Denver has been in growth mode for decades, and lawyers have been helping to drive that. A group of attorneys met Aug. 21 at Hogan Lovells’ Denver office, overlooking examples of that growth, such as Union Station and new LoDo construction. The group discussed how public finance work and community involvement have shaped Denver through those changes.
Participants were Cole Finegan, Hogan Lovells Denver office managing partner and former Denver city attorney; Dee Wisor, Butler Snow partner and public finance attorney; and Shannon Stevenson, Davis Graham & Stubbs partner and Metro Denver Economic Development Corporation executive committee member. Law Week editor Tony Flesor moderated the discussion.

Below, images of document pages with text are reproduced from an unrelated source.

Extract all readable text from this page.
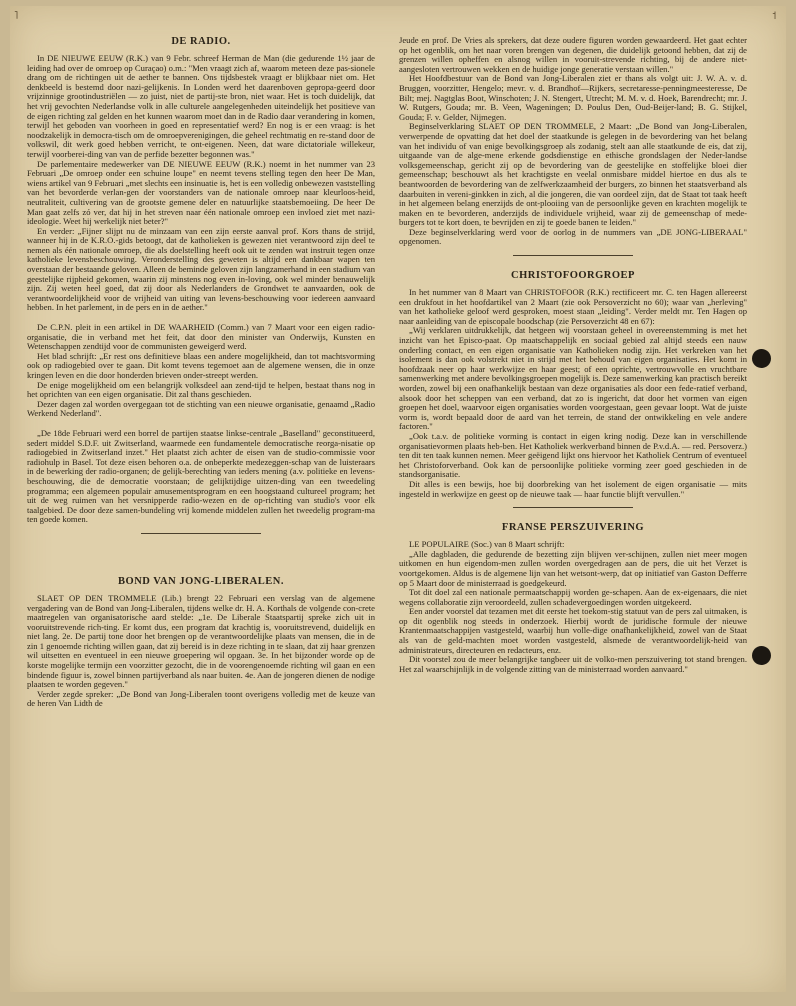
˥	˦
DE RADIO.

In DE NIEUWE EEUW (R.K.) van 9 Febr. schreef Herman de Man (die gedurende 1½ jaar de leiding had over de omroep op Curaçao) o.m.: "Men vraagt zich af, waarom meteen deze pas-sionele drang om de richtingen uit de aether te bannen. Ons tijdsbestek vraagt er blijkbaar niet om. Het denkbeeld is bestemd door nazi-gelijkenis. In Londen werd het daarenboven gepropa-geerd door vrijzinnige grootindustriëlen — zo juist, niet de partij-ste bron, niet waar. Het is toch duidelijk, dat het vrij gevochten Nederlandse volk in alle culturele aangelegenheden uiteindelijk het positieve van de eigen richting zal gelden en het kunnen waarom moet dan in de Radio daar verandering in komen, terwijl het geboden van voorheen in goed en representatief werd? En nog is er een vraag: is het noodzakelijk in democra-tisch om de omroepverenigingen, die geheel rechtmatig en re-stand door de volkswil, dit werk goed hebben verricht, te ont-eigenen. Neen, dat ware dictatoriale willekeur, terwijl voorberei-ding van van de perfide bezetter begonnen was."

De parlementaire medewerker van DE NIEUWE EEUW (R.K.) noemt in het nummer van 23 Februari „De omroep onder een schuine loupe" en neemt tevens stelling tegen den heer De Man, wiens artikel van 9 Februari „met slechts een insinuatie is, het is een volledig onbewezen vaststelling van het bevorderde verlan-gen der voorstanders van de nationale omroep naar kleurloos-heid, neutraliteit, cultivering van de grootste gemene deler en natuurlijke staatsbemoeiing. De heer De Man gaat zelfs zó ver, dat hij in het streven naar één nationale omroep een invloed ziet met nazi-ideologie. Weet hij werkelijk niet beter?"

En verder: „Fijner slijpt nu de minzaam van een zijn eerste aanval prof. Kors thans de strijd, wanneer hij in de K.R.O.-gids betoogt, dat de katholieken is gewezen niet verantwoord zijn deel te nemen als één nationale omroep, die als doelstelling heeft ook uit te zenden wat instruit tegen onze katholieke levensbeschouwing. Veronderstelling des geweten is altijd een dankbaar wapen ten overstaan der bestaande geloven. Alleen de beminde geloven zijn langzamerhand in een stadium van geestelijke rijpheid gekomen, waarin zij minstens nog even in-loving, ook wel minder benauwelijk zijn. Zij weten heel goed, dat zij door als Nederlanders de Grondwet te aanvaarden, ook de verantwoordelijkheid voor de vrijheid van uiting van levens-beschouwing voor iedereen aanvaard hebben. In het parlement, in de pers en in de aether."

De C.P.N. pleit in een artikel in DE WAARHEID (Comm.) van 7 Maart voor een eigen radio-organisatie, die in verband met het feit, dat door den minister van Onderwijs, Kunsten en Wetenschappen zendtijd voor de communisten geweigerd werd.

Het blad schrijft: „Er rest ons definitieve blaas een andere mogelijkheid, dan tot machtsvorming ook op radiogebied over te gaan. Dit komt tevens tegemoet aan de algemene wensen, die in onze kringen leven en die door honderden brieven onder-streept werden.

De enige mogelijkheid om een belangrijk volksdeel aan zend-tijd te helpen, bestaat thans nog in het oprichten van een eigen organisatie. Dit zal thans geschieden.

Dezer dagen zal worden overgegaan tot de stichting van een nieuwe organisatie, genaamd „Radio Werkend Nederland".

„De 18de Februari werd een borrel de partijen staatse linkse-centrale „Baselland" geconstitueerd, sedert middel S.D.F. uit Zwitserland, waarmede een fundamentele democratische reorga-nisatie op radiogebied in Zwitserland inzet." Het plaatst zich achter de eisen van de studio-commissie voor radiohulp in Basel. Tot deze eisen behoren o.a. de onbeperkte medezeggen-schap van de luisteraars in de bewerking der radio-organen; de gelijk-berechting van ieders mening (a.v. politieke en levens-beschouwing, die de democratie voorstaan; de gelijktijdige uitzen-ding van een tweedeling programma; een algemeen populair amusementsprogram en een hoogstaand cultureel program; het uit de weg ruimen van het versnipperde radio-wezen en de op-richting van studio's voor elk taalgebied. De door deze samen-bundeling vrij komende middelen zullen het tweedelig program-ma ten goede komen.

BOND VAN JONG-LIBERALEN.

SLAET OP DEN TROMMELE (Lib.) brengt 22 Februari een verslag van de algemene vergadering van de Bond van Jong-Liberalen, tijdens welke dr. H. A. Korthals de volgende con-crete maatregelen van organisatorische aard stelde: „1e. De Liberale Staatspartij spreke zich uit in vooruitstrevende rich-ting. Er komt dus, een program dat krachtig is, vooruitstrevend, duidelijk en niet lang. 2e. De partij tone door het brengen op de verantwoordelijke plaats van mensen, die in de zin 1 genoemde richting willen gaan, dat zij bereid is in deze richting in te slaan, dat zij haar grenzen wil uitsetten en eventueel in een nieuwe groepering wil opgaan. 3e. In het bijzonder worde op de korste mogelijke termijn een voorzitter gezocht, die in de voorengenoemde richting wil gaan en een bindende figuur is, zowel binnen partijverband als naar buiten. 4e. Aan de jongeren dienen de nodige plaatsen te worden gegeven."

Verder zegde spreker: „De Bond van Jong-Liberalen toont overigens volledig met de keuze van de heren Van Lidth de

Jeude en prof. De Vries als sprekers, dat deze oudere figuren worden gewaardeerd. Het gaat echter op het ogenblik, om het naar voren brengen van degenen, die duidelijk getoond hebben, dat zij de grenzen willen opheffen en alsnog willen in vooruit-strevende richting, bij de andere niet-aangesloten vertrouwen wekken en de huidige jonge generatie verstaan willen."

Het Hoofdbestuur van de Bond van Jong-Liberalen ziet er thans als volgt uit: J. W. A. v. d. Bruggen, voorzitter, Hengelo; mevr. v. d. Brandhof—Rijkers, secretaresse-penningmeesteresse, De Bilt; mej. Nagtglas Boot, Winschoten; J. N. Stengert, Utrecht; M. M. v. d. Hoek, Barendrecht; mr. J. W. Rutgers, Gouda; mr. B. Veen, Wageningen; D. Poulus Den, Oud-Beijer-land; B. G. Stijkel, Gouda; F. v. Gelder, Nijmegen.

Beginselverklaring SLAET OP DEN TROMMELE, 2 Maart: „De Bond van Jong-Liberalen, verwerpende de opvatting dat het doel der staatkunde is gelegen in de bevordering van het belang van het individu of van enige bevolkingsgroep als zodanig, stelt aan alle staatkunde de eis, dat zij, uitgaande van de alge-mene erkende godsdienstige en ethische grondslagen der Neder-landse volksgemeenschap, gericht zij op de bevordering van de geestelijke en stoffelijke bloei dier gemeenschap; beschouwt als het krachtigste en veelal onmisbare middel hiertoe en dus als te beantwoorden de bevordering van de zelfwerkzaamheid der burgers, zo binnen het staatsverband als daarbuiten in vereni-ginkken in zich, al die jongeren, die van oordeel zijn, dat de Staat tot taak heeft in het algemeen belang enerzijds de ont-plooiing van de persoonlijke geven en krachten mogelijk te maken en te bevorderen, anderzijds de individuele vrijheid, waar zij de gemeenschap of mede-burgers tot te kort doen, te bevrijden en zij te goede banen te leiden."

Deze beginselverklaring werd voor de oorlog in de nummers van „DE JONG-LIBERAAL" opgenomen.

CHRISTOFOORGROEP

In het nummer van 8 Maart van CHRISTOFOOR (R.K.) rectificeert mr. C. ten Hagen allereerst een drukfout in het hoofdartikel van 2 Maart (zie ook Persoverzicht no 60); waar van „herleving" van het katholieke geloof werd gesproken, moest staan „leiding". Verder meldt mr. Ten Hagen op naar aanleiding van de episcopale boodschap (zie Persoverzicht 48 en 67):

„Wij verklaren uitdrukkelijk, dat hetgeen wij voorstaan geheel in overeenstemming is met het inzicht van het Episco-paat. Op maatschappelijk en sociaal gebied zal altijd steeds een nauw onderling contact, en een eigen organisatie van Katholieken nodig zijn. Het verkreken van het isolement is dan ook volstrekt niet in strijd met het behoud van eigen organisaties. Het komt in hoofdzaak neer op haar werkwijze en haar geest; of een oprichte, vertrouwvolle en vruchtbare samenwerking met andere bevolkingsgroepen mogelijk is. Deze samenwerking kan practisch bereikt worden, zowel bij een onafhankelijk bestaan van deze organisaties als door een fede-ratief verband, alsook door het scheppen van een verband, dat zo is ingericht, dat door het vormen van eigen groepen het doel, waarvoor eigen organisaties worden voorgestaan, geen gevaar loopt. Wat de juiste vorm is, wordt bepaald door de aard van het terrein, de stand der ontwikkeling en vele andere factoren."

„Ook t.a.v. de politieke vorming is contact in eigen kring nodig. Deze kan in verschillende organisatievormen plaats heb-ben. Het Katholiek werkverband binnen de P.v.d.A. — red. Persoverz.) ten dit ten taak kunnen nemen. Meer geëigend lijkt ons hiervoor het Katholiek Centrum of eventueel het Christoforverband. Ook kan de persoonlijke politieke vorming zeer goed geschieden in de standsorganisatie.

Dit alles is een bewijs, hoe bij doorbreking van het isolement de eigen organisatie — mits ingesteld in werkwijze en geest op de nieuwe taak — haar functie blijft vervullen."

FRANSE PERSZUIVERING

LE POPULAIRE (Soc.) van 8 Maart schrijft:

„Alle dagbladen, die gedurende de bezetting zijn blijven ver-schijnen, zullen niet meer mogen uitkomen en hun eigendom-men zullen worden overgedragen aan de pers, die uit het Verzet is voortgekomen. Aldus is de algemene lijn van het wetsont-werp, dat op initiatief van Gaston Defferre op 5 Maart door de ministerraad is goedgekeurd.

Tot dit doel zal een nationale permaatschappij worden ge-schapen. Aan de ex-eigenaars, die niet wegens collaboratie zijn veroordeeld, zullen schadevergoedingen worden uitgekeerd.

Een ander voorstel dat tezamen met dit eerste het toekom-stig statuut van de pers zal uitmaken, is op dit ogenblik nog steeds in onderzoek. Hierbij wordt de juridische formule der nieuwe Krantenmaatschappijen vastgesteld, waarbij hun volle-dige onafhankelijkheid, zowel van de Staat als van de geld-machten moet worden vastgesteld, alsmede de verantwoordelijk-heid van administrateurs, directeuren en redacteurs, enz.

Dit voorstel zou de meer belangrijke tangbeer uit de volko-men perszuivering tot stand brengen. Het zal waarschijnlijk in de volgende zitting van de ministerraad worden aanvaard."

LAW WEEK: All the growth in Denver and across Colorado seems to continue to just scale up. I’m curious in hearing where law firms come in on all of the development that’s going on. Just to start off, let’s talk about some of the ways that law firms do play an economic development role in the community.
WISOR: I’m a public finance lawyer, and I’ve done that my whole career. So, the fact that our government issues bonds to build a capital project, and a multiplier effect of people having work to do, is economic development for sure. But then it’s things like incentives for developers to attract some development to a community or to fill a gap in a financing that makes it possible for development to occur. And then there are things that are a little more complicated, like public-private partnerships, and, now, all the buzz is about opportunity zones. We’ll see if they actually result in anything, but it certainly sounds like people are spending time thinking about it.
FINEGAN: There are all sorts of ways — like Dee noted — in terms of the different mechanisms that you can use. I’ve been in Denver since 1987, and really, since 1987, we’ve been on an economic development roll in Colorado.